Hence, LD_PRELOAD is an environmental variable that contains paths to shared libraries and objects; which the loader will load before any other shared library including the C runtime library. This is the way preloading would work within lambda function as well.

It allows us to load and override various functions, which are important, and we would like to review these functions from a security perspective. For example:

1.    Underlying OS calls – we can load/override all remote command execution calls, made by lambda function. Hence, when the lambda function makes these calls, we can monitor them to discover vulnerabilities.

2.    Underlying file operations – we can load/override all file operations and monitor them at runtime. We can see if function is making any calls which are vulnerable or the file path it is using. This would aid in identifying path traversal and other file system related vulnerabilities.
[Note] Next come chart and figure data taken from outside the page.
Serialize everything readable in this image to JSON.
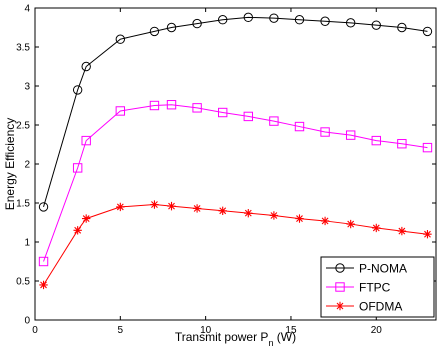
{
  "chart_data": {
    "type": "line",
    "xlabel": "Transmit power P",
    "xlabel_sub": "n",
    "xlabel_unit": " (W)",
    "ylabel": "Energy Efficiency",
    "xlim": [
      0,
      23.5
    ],
    "ylim": [
      0,
      4
    ],
    "xticks": [
      0,
      5,
      10,
      15,
      20
    ],
    "yticks": [
      0,
      0.5,
      1,
      1.5,
      2,
      2.5,
      3,
      3.5,
      4
    ],
    "ytick_labels": [
      "0",
      "0.5",
      "1",
      "1.5",
      "2",
      "2.5",
      "3",
      "3.5",
      "4"
    ],
    "grid": false,
    "legend_position": "bottom-right",
    "series": [
      {
        "name": "P-NOMA",
        "color": "#000000",
        "marker": "circle",
        "x": [
          0.5,
          2.5,
          3,
          5,
          7,
          8,
          9.5,
          11,
          12.5,
          14,
          15.5,
          17,
          18.5,
          20,
          21.5,
          23
        ],
        "y": [
          1.45,
          2.95,
          3.25,
          3.6,
          3.7,
          3.75,
          3.8,
          3.85,
          3.88,
          3.87,
          3.85,
          3.83,
          3.81,
          3.78,
          3.75,
          3.7
        ]
      },
      {
        "name": "FTPC",
        "color": "#ff00ff",
        "marker": "square",
        "x": [
          0.5,
          2.5,
          3,
          5,
          7,
          8,
          9.5,
          11,
          12.5,
          14,
          15.5,
          17,
          18.5,
          20,
          21.5,
          23
        ],
        "y": [
          0.75,
          1.95,
          2.3,
          2.68,
          2.75,
          2.76,
          2.72,
          2.66,
          2.61,
          2.55,
          2.48,
          2.41,
          2.37,
          2.3,
          2.26,
          2.21
        ]
      },
      {
        "name": "OFDMA",
        "color": "#ff0000",
        "marker": "asterisk",
        "x": [
          0.5,
          2.5,
          3,
          5,
          7,
          8,
          9.5,
          11,
          12.5,
          14,
          15.5,
          17,
          18.5,
          20,
          21.5,
          23
        ],
        "y": [
          0.45,
          1.15,
          1.3,
          1.45,
          1.48,
          1.46,
          1.43,
          1.4,
          1.37,
          1.34,
          1.3,
          1.27,
          1.23,
          1.18,
          1.14,
          1.1
        ]
      }
    ]
  }
}
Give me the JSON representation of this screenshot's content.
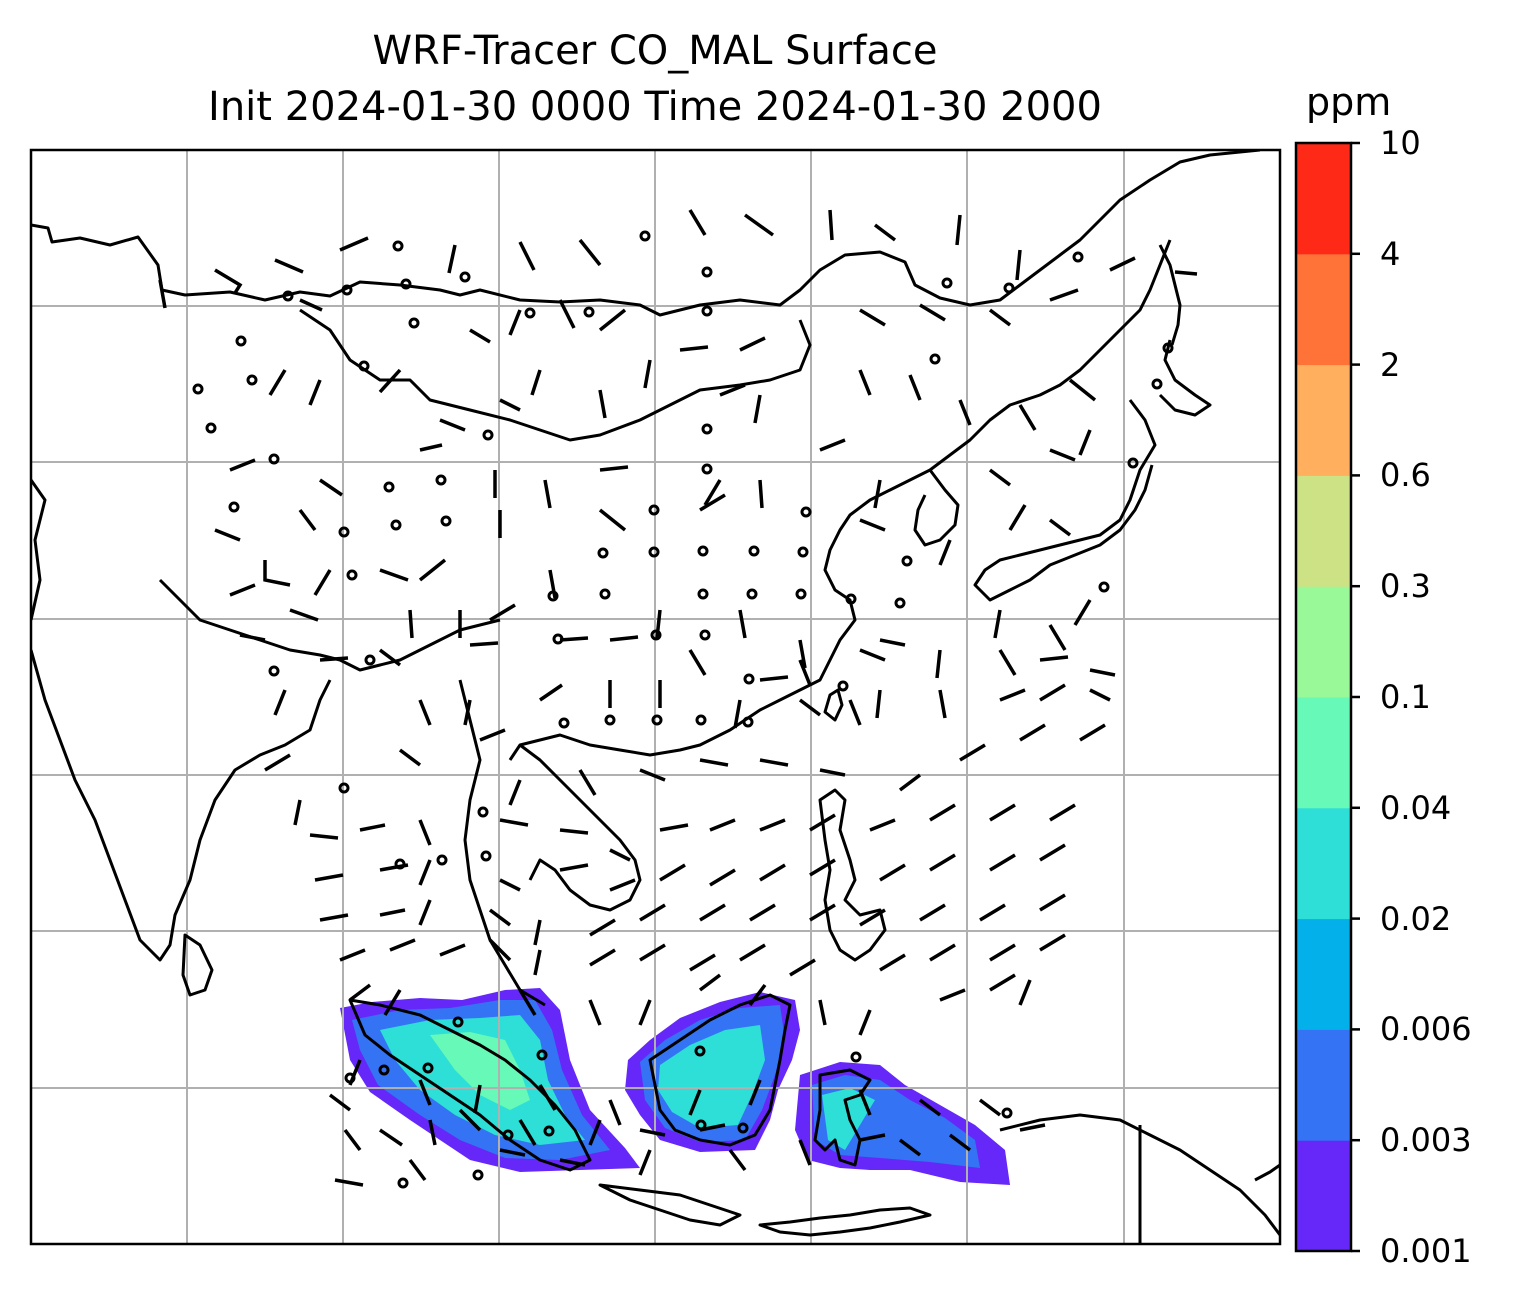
{
  "title_line1": "WRF-Tracer CO_MAL Surface",
  "title_line2": "Init 2024-01-30 0000 Time 2024-01-30 2000",
  "colorbar": {
    "unit": "ppm",
    "levels": [
      "0.001",
      "0.003",
      "0.006",
      "0.02",
      "0.04",
      "0.1",
      "0.3",
      "0.6",
      "2",
      "4",
      "10"
    ],
    "colors": [
      "#6628f8",
      "#3473f4",
      "#04b0ea",
      "#2ddfd6",
      "#67f9b8",
      "#99f897",
      "#cde185",
      "#ffaf5e",
      "#ff7338",
      "#fe2916"
    ]
  },
  "map": {
    "coastline_color": "#000000",
    "grid_color": "#b0b0b0",
    "barb_color": "#000000"
  }
}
3.    Underlying network operations – we can load/override networking functions and observe how lambda function is making calls to external entities. By monitoring third party outgoing calls, vulnerabilities like SSRF or any other network related abuses can be identified.

Let’s look at a simple implementation to observe networking calls. Through the below snippet, we are injecting code to capture socket, connect and send calls in the shared object. We dump the content into “/tmp/lammon.txt” file and can retrieve this content via function or write it to CloudWatch logs.

// Overriding socket call…
int socket(int domain, int type, int protocol)
{
    int (*new_socket)(int domain, int type, int protocol);
    new_socket = dlsym(RTLD_NEXT, "socket");
    FILE *logfile = fopen("/tmp/lammon.txt", "a+");
    fprintf(logfile, "socket function called Process %d:%d:%d:%d\n",
getpid(), domain, type, protocol);
    fclose(logfile);
    return new_socket(domain, type, protocol);  

}


// Overriding connect call…
int connect(int sockfd, const struct sockaddr *addr, socklen_t addrlen)
{
    int (*new_connect) (int sockfd, const struct sockaddr *addr,
socklen_t addrlen);
    new_connect = dlsym(RTLD_NEXT, "connect");
    FILE *logfile = fopen("/tmp/lammon.txt", "a+");
    fprintf(logfile, "connect function called Process %d:%d:%d:%s\n",
getpid(), sockfd, (int)addr->sa_family, addr->sa_data);
    fclose(logfile);
    return new_connect(sockfd, addr, addrlen);
}

//Capturing send call…
ssize_t send(int sockfd, const void *buf, size_t len, int flags)
{
    ssize_t (*new_send)(int sockfd, const void *buf, size_t len, int flags);
    new_send = dlsym(RTLD_NEXT, "send");
    FILE *logfile = fopen("/tmp/lammon.txt", "a+");
    fprintf(logfile, "send function called Process %d:%d:%s\n",
getpid(), sockfd, (buf == NULL ? " " : (char *)buf));
    fclose(logfile);
    return new_send(sockfd, buf, len, flags);      
}


We compile the code and build a shared object. Now, we can put this into lambda layers so it can be used into any lambda functions in a shared way as shown below: -




 Now, let’s add to the lambda function as shown below: -

 

Once it is set, all functions will be intercepted by our code and actual outgoing sniffing can be seen as shown in the below figure: -





As shown above, we were able to sniff or see actual calls being made to other hosts by lambda function.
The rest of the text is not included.